There are concerns about the long-term problems associated with mesh implantation [34]. In our series, there were only two cases of chronic infection requiring mesh removal. Although using general anaesthesia, the surgical removal of the mesh was simple and did not produce IH. This seems a reasonable price to pay for overall IH rates under 10%. Interestingly, the use of PMP did not cause any problems in patients requiring surgery at a later date for other causes. The surgical repair of IH that developed despite PMP was not modified by the presence of the onlay mesh that was not even noticed in two cases.

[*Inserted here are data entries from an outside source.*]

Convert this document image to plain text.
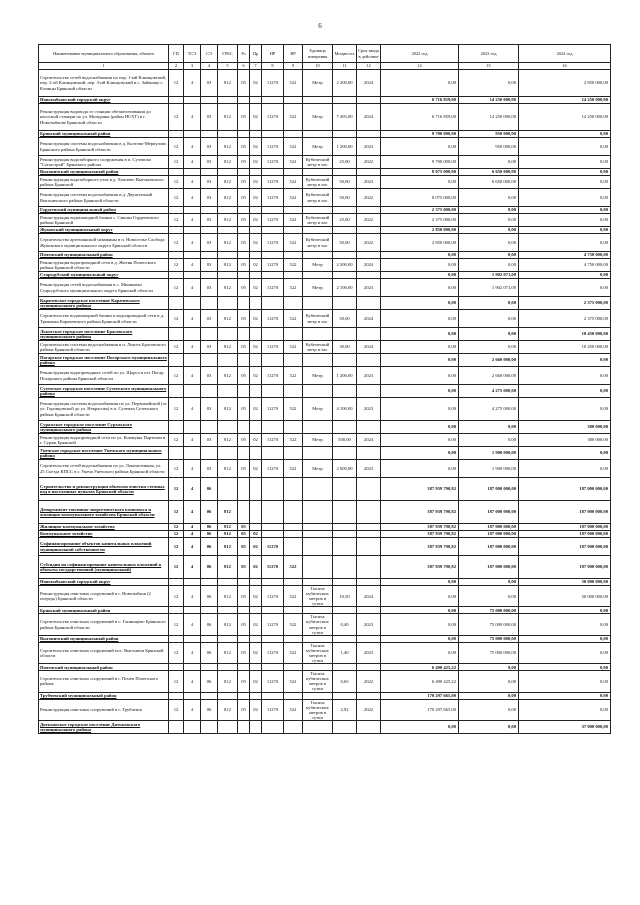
6
Наименование муниципального образования, объекта	ГП	ТСЭ	СЭ	ГРБС	Рз	Пр	НР	ВР	Единица измерения	Мощность	Срок ввода в действие	2022 год	2023 год	2024 год
1	2	3	4	5	6	7	8	9	10	11	12	14	15	16
Строительство сетей водоснабжения по пер. 1-ый Клинцовский, пер. 2-ой Клинцовский, пер. 3-ий Клинцовский в с. Займище г. Клинцы Брянской области	12	4	03	812	05	02	11270	522	Метр	2 200,00	2024	0,00	0,00	2 850 000,00
Новозыбковский городской округ												6 716 859,00	14 250 000,00	14 250 000,00
Реконструкция водовода от станции обезжелезивания до насосной станции по ул. Мичурина (район НСХТ) в г. Новозыбкове Брянской области	12	4	03	812	05	02	11270	522	Метр	7 495,00	2024	6 716 859,00	14 250 000,00	14 250 000,00
Брянский муниципальный район												9 700 000,00	950 000,00	0,00
Реконструкция системы водоснабжения в д. Колтово-Меркулово Брянского района Брянской области	12	4	03	812	05	02	11270	522	Метр	1 200,00	2023	0,00	950 000,00	0,00
Реконструкция водозаборного сооружения в п. Суземско "Согыстрой" Брянского района	12	4	03	812	05	02	11270	522	Кубический метр в час	25,00	2022	9 700 000,00	0,00	0,00
Выгоничский муниципальный район												8 075 000,00	6 650 000,00	0,00
Реконструкция водозаборного узла в д. Хмелево Выгоничского района Брянской	12	4	03	812	05	02	11270	522	Кубический метр в час	50,00	2023	0,00	6 650 000,00	0,00
Реконструкция системы водоснабжения в д. Двуштатный Выгоничского района Брянской области	12	4	03	812	05	02	11270	522	Кубический метр в час	50,00	2022	8 075 000,00	0,00	0,00
Гордеевский муниципальный район												2 375 000,00	0,00	0,00
Реконструкция водонапорной башни с. Смяльч Гордеевского района Брянской	12	4	03	812	05	02	11270	522	Кубический метр в час	25,00	2022	2 375 000,00	0,00	0,00
Жуковский муниципальный округ												2 850 000,00	0,00	0,00
Строительство артезианской скважины в п. Новоселье Слобода Жуковского муниципального округа Брянской области	12	4	03	812	05	02	11270	522	Кубический метр в час	50,00	2022	2 850 000,00	0,00	0,00
Почепский муниципальный район												0,00	0,00	4 750 000,00
Реконструкция водопроводной сети в д. Житня Почепского района Брянской области	12	4	03	812	05	02	11270	522	Метр	2 500,00	2024	0,00	0,00	4 750 000,00
Стародубский муниципальный округ												0,00	1 902 071,00	0,00
Реконструкция сетей водоснабжения в с. Мишковка Стародубского муниципального округа Брянской области	12	4	03	812	05	02	11270	522	Метр	2 100,00	2023	0,00	1 902 071,00	0,00
Карачевское городское поселение Карачевского муниципального района												0,00	0,00	2 375 000,00
Строительство водонапорной башни и водопроводной сети в д. Трыковка Карачевского района Брянской области	12	4	03	812	05	02	11270	522	Кубический метр в час	50,00	2024	0,00	0,00	2 375 000,00
Локотское городское поселение Брасовского муниципального района												0,00	0,00	10 450 000,00
Строительство системы водоснабжения в п. Локоть Брасовского района Брянской области	12	4	03	812	05	02	11270	522	Кубический метр в час	30,00	2024	0,00	0,00	10 450 000,00
Погарское городское поселение Погарского муниципального района												0,00	2 660 000,00	0,00
Реконструкция водопроводных сетей по ул. Щорса в пгт Погар Погарского района Брянской области	12	4	03	812	05	02	11270	522	Метр	1 200,00	2023	0,00	2 660 000,00	0,00
Суземское городское поселение Суземского муниципального района												0,00	4 275 000,00	0,00
Реконструкция системы водоснабжения по ул. Первомайской (от ул. Горовцовской до ул. Некрасова) в п. Суземка Суземского района Брянской области	12	4	03	812	05	02	11270	522	Метр	4 100,00	2023	0,00	4 275 000,00	0,00
Суражское городское поселение Суражского муниципального района												0,00	0,00	380 000,00
Реконструкция водопроводной сети по ул. Коммуны Партизан в г. Сураж Брянской	12	4	03	812	05	02	11270	522	Метр	500,00	2024	0,00	0,00	380 000,00
Унечское городское поселение Унечского муниципального района												0,00	1 900 000,00	0,00
Строительство сетей водоснабжения по ул. Локомотивная, ул. 25 Съезда КПСС в г. Унеча Унечского района Брянской области	12	4	03	812	05	02	11270	522	Метр	2 000,00	2023	0,00	1 900 000,00	0,00
Строительство и реконструкция объектов очистки сточных вод в населенных пунктах Брянской области	12	4	06									387 939 790,82	187 000 000,00	187 000 000,00
Департамент топливно-энергетического комплекса и жилищно-коммунального хозяйства Брянской области	12	4	06	812								387 939 790,82	187 000 000,00	187 000 000,00
Жилищно-коммунальное хозяйство	12	4	06	812	05							387 939 790,82	187 000 000,00	187 000 000,00
Коммунальное хозяйство	12	4	06	812	05	02						387 939 790,82	187 000 000,00	187 000 000,00
Софинансирование объектов капитальных вложений муниципальной собственности	12	4	06	812	05	02	11270					387 939 790,82	187 000 000,00	187 000 000,00
Субсидии на софинансирование капитальных вложений в объекты государственной (муниципальной)	12	4	06	812	05	02	11270	522				387 939 790,82	187 000 000,00	187 000 000,00
Новозыбковский городской округ												0,00	0,00	50 000 000,00
Реконструкция очистных сооружений в г. Новозыбков (2 очередь) Брянской области	12	4	06	812	05	02	11270	522	Тысяча кубических метров в сутки	10,50	2024	0,00	0,00	50 000 000,00
Брянский муниципальный район												0,00	75 000 000,00	0,00
Строительство очистных сооружений в с. Глинищево Брянского района Брянской области	12	4	06	812	05	02	11270	522	Тысяча кубических метров в сутки	0,40	2023	0,00	75 000 000,00	0,00
Выгоничский муниципальный район												0,00	75 000 000,00	0,00
Строительство очистных сооружений пос. Выгоничи Брянской области	12	4	06	812	05	02	11270	522	Тысяча кубических метров в сутки	1,40	2023	0,00	75 000 000,00	0,00
Почепский муниципальный район												6 490 425,22	0,00	0,00
Строительство очистных сооружений в г. Почеп Почепского района	12	4	06	812	05	02	11270	522	Тысяча кубических метров в сутки	0,65	2022	6 490 425,22	0,00	0,00
Трубчевский муниципальный район												170 297 665,00	0,00	0,00
Реконструкция очистных сооружений в г. Трубчевск	12	4	06	812	05	02	11270	522	Тысяча кубических метров в сутки	2,92	2022	170 297 665,00	0,00	0,00
Дятьковское городское поселение Дятьковского муниципального района												0,00	0,00	37 000 000,00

One other study has reported the use of PMP in emergency surgery to prevent IH [7]. The authors retrospectively assessed 51 emergency operations with 1-year follow-up. They reported a 6% IH rate. Although our IH rate after emergency surgery was 19%, we believe this may, at least in part, be due to our longer follow-up. On log rank testing we have shown that emergency surgery is a risk factor for the development of IH: 5 times higher.

Additionally patients with BMI equal to or higher than 27 kg/m2 have a more than 30% chance of developing IH after ML [35]. We have also observed that a higher level of BMI is a risk factor for the development of IH, even when a prophylactic mesh is used. Nonetheless, this fact was not confirmed on log-rank testing.

Nonetheless, our study has some important limitations. Due to our inclusion criteria we assessed a heterogeneous population in terms of baseline characteristics and operations performed. The indication to perform PMP was not standardized but based on the judgement of the surgeon responsible for the patient, but our data may be considered a truly representative every-day scenario. Another interesting point would have been to also consider the incidence of parastomal hernias even in case of temporary ones. We believe that future studies must take this into account. Assessment of IH by CT was only made in oncological patients or in case of clinical doubts in non-oncological. If all patients had undergone a CT scan, a slightly higher number of IH might have potentially been identified. Although we did not include evaluation of QoL in our study, we have not found that abdominal wall pain was an impairment symptom in our patients. We have not considered the cost-effectiveness in our study, which would be an interesting point, since a recent cost–utility analysis revealed that PMP is less costly and overall more effective than primary suture closure [36].

Finally, it has been affirmed that a higher incidence of IH is typically seen with a longer duration of follow-up [37, 38]. However, we present the largest long-term follow-up of patients with PMP published, reporting an incidence of IH smaller than 10%, which demonstrates its long-term efficacy.

Conclusions

The published data to date have shown that PMP at the time of closing midline laparotomies is safe and effective at reducing the rate of incisional hernias up to 2 years follow-up. This study shows that its use, in elective and emergency surgery, is safe and effective in the long-term as well.